Ses mâchoires se contractèrent, creusant ses joues, mais ses lèvres demeurèrent scellées. Il ne voulait pas m'en parler. Pour me préserver, ou parce qu'il ne me faisait pas confiance ? Après cette nuit, j'avais naïvement espéré que les secrets et les non-dits disparaîtraient, qu'on repartirait du bon pied. Il fallait croire que d'autres turbulences nous attendaient, prêtes à faire céder les fondements déjà fragiles de notre relation.

⸺ Je te dis de ne pas t'inquiéter, répéta-t-il finalement, à mon grand désarroi.

Un désarroi tel qu'il me fit perdre toute retenue.

⸺ Le toi d'avant ne m'aurait rien caché, sifflai-je.

L'attaque eut pour seule mérite de lui arracher enfin une réaction. Mais quelle réaction ! Lorsque l'affliction se mélangea douloureusement à la fureur dans l'argent de ses yeux, je maudis cette manie que j'avais de le pousser dans ses derniers retranchements.

⸺ C'est toi qui l'as fait disparaître, gronda-t-il, alors je t'interdis de le regretter.

Sa voix avait claqué, pareille à un coup de feu dont la balle m'aurait atteinte en plein cœur. Je me mordis sauvagement l'intérieur de la joue pour m'empêcher de pleurer, soutins son regard brûlant de rage malgré les larmes qui me montaient. Je ne pleurai pas, il n'était pas question que je lui laisse voir à quel point je souffrais de cette distance qui persistait entre nous et que je ne m'expliquais pas. Était-ce sa rancœur qui en était à l'origine ?

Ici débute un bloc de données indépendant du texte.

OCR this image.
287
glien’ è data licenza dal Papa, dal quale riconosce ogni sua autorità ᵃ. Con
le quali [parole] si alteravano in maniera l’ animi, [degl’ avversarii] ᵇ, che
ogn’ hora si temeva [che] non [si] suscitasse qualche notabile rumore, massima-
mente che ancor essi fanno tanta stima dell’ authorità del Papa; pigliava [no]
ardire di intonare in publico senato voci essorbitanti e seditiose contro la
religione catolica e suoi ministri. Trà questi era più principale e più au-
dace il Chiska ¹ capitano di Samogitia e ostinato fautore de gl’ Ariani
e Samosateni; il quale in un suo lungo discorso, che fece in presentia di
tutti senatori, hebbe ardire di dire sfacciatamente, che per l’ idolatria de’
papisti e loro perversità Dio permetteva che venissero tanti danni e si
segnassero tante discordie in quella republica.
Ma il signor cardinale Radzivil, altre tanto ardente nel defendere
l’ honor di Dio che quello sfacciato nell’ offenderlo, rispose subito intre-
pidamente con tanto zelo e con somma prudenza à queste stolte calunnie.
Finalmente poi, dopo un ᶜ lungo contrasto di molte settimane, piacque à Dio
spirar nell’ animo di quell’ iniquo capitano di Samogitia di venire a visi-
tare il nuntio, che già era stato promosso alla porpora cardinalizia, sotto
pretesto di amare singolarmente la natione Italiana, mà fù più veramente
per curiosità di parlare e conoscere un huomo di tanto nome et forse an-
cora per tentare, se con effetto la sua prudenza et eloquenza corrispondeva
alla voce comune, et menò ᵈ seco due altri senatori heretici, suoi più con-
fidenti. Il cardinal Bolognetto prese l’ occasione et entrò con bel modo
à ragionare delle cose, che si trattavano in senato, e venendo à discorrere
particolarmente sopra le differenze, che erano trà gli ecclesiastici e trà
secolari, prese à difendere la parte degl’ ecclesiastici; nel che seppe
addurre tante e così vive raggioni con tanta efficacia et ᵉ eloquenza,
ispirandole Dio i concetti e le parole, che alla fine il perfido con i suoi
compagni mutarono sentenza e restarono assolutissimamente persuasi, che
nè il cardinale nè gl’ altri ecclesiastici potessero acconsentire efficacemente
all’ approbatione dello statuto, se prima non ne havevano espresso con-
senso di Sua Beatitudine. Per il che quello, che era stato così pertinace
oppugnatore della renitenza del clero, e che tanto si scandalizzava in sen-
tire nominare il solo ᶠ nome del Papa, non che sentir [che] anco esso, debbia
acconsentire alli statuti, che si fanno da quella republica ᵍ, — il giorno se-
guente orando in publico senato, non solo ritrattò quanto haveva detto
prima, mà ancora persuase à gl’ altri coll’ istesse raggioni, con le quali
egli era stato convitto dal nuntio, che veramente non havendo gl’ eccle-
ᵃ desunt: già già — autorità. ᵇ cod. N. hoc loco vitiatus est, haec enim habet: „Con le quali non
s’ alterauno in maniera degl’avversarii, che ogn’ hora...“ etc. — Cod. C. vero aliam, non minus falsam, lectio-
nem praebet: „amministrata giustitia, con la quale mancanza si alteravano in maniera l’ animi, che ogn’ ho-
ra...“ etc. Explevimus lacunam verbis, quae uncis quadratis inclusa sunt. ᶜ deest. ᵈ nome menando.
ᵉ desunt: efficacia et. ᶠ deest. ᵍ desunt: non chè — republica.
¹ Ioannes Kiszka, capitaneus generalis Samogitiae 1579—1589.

Un chant aigu nous détourna soudain de notre altercation. Shawn braqua un regard d'abord incertain, puis de plus en plus méfiant, sur l'aigle majestueux qui n'avait pas quitté son perchoir. Alors qu'il avait la tête levée vers l'oiseau, qui soutenait son attention dans une parfaite immobilité, je vis sa pomme d'Adam remuer, trahissant son malaise.

⸺ Ça fait longtemps que cet aigle est là ?

⸺ Euh, je ne sais pas, bafouillai-je, surprise par cette drôle de question. Il était déjà là quand je t'attendais en tout cas.

⸺ Viens, on y va, m'enjoignit-il de nouveau.

Cette fois-ci, je ne protestai pas, alarmée par la note d'empressement qui colorait sa voix. J'observai alors comme il enfilait son casque et grimpait sur sa moto. Le rugissement du moteur se répercuta dans les nerfs de mes jambes, qui vacillèrent d'appréhension quand il souleva la visière pour me considérer.

⸺ Tu montes ?

Je n'avais pas réfléchi à la promiscuité que nous imposait ce trajet ensemble. Une promiscuité que je redoutais sans doute autant que je la désirais. Nerveuse, j'enfilai le casque et attachai la sangle sous mon menton. Je reconnus les fragrances presque éteintes qui embaumaient la mousse, le parfum de mon nouveau maître en sorcellerie, Grego le psycho.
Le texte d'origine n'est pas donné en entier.